O governo destinou US$ 32,8 bilhões (R$ 169 bilhões) para a agência, um aumento de US$ 3,6 bilhões (R$ 18,5 bilhões), ou 12%, em relação ao nível de 2026.
Em fevereiro, o subsecretário de Estado dos EUA para Controle de Armas e Não Proliferação, Christopher Yeaw que o chamado "guarda-chuva nuclear" norte-americano é um dos principais instrumentos de não proliferação no cenário internacional.
Durante evento no Hudson Institute, Yeaw destacou que a política de dissuasão estendida dos Estados Unidos, ao oferecer proteção nuclear a seus aliados, contribui diretamente para evitar que outros países desenvolvam seus próprios arsenais atômicos.
"Às vezes não se compreende plenamente que, ao estender a dissuasão aos nossos aliados e criar esse guarda-chuva nuclear que se estende sobre eles, os Estados Unidos fazem mais pela não proliferação do que, francamente, quase qualquer outro instrumento", afirmou.

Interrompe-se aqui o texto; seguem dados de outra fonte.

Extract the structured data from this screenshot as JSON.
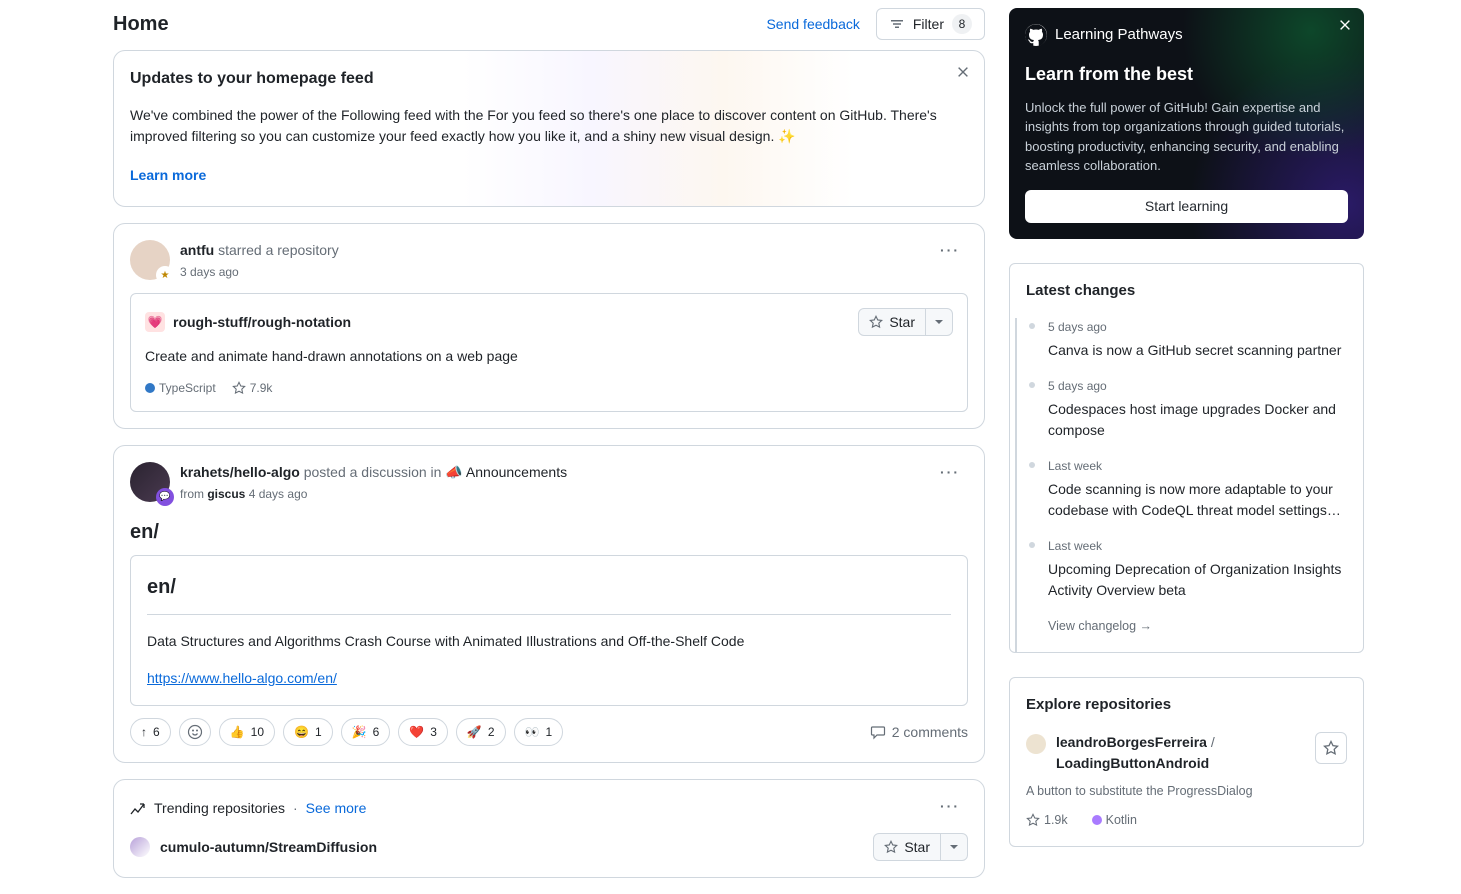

O Tratado de Redução de Armas Estratégicas entre Rússia e Estados Unidos (New START) expirou em 5 de fevereiro. Em setembro, o presidente russo Vladimir Putin anunciou que a Rússia estava disposta a continuar cumprindo as restrições do tratado por mais um ano e sugeriu que os Estados Unidos fizessem o mesmo. Os EUA não emitiram uma resposta formal, permitindo que o acordo nuclear expirasse.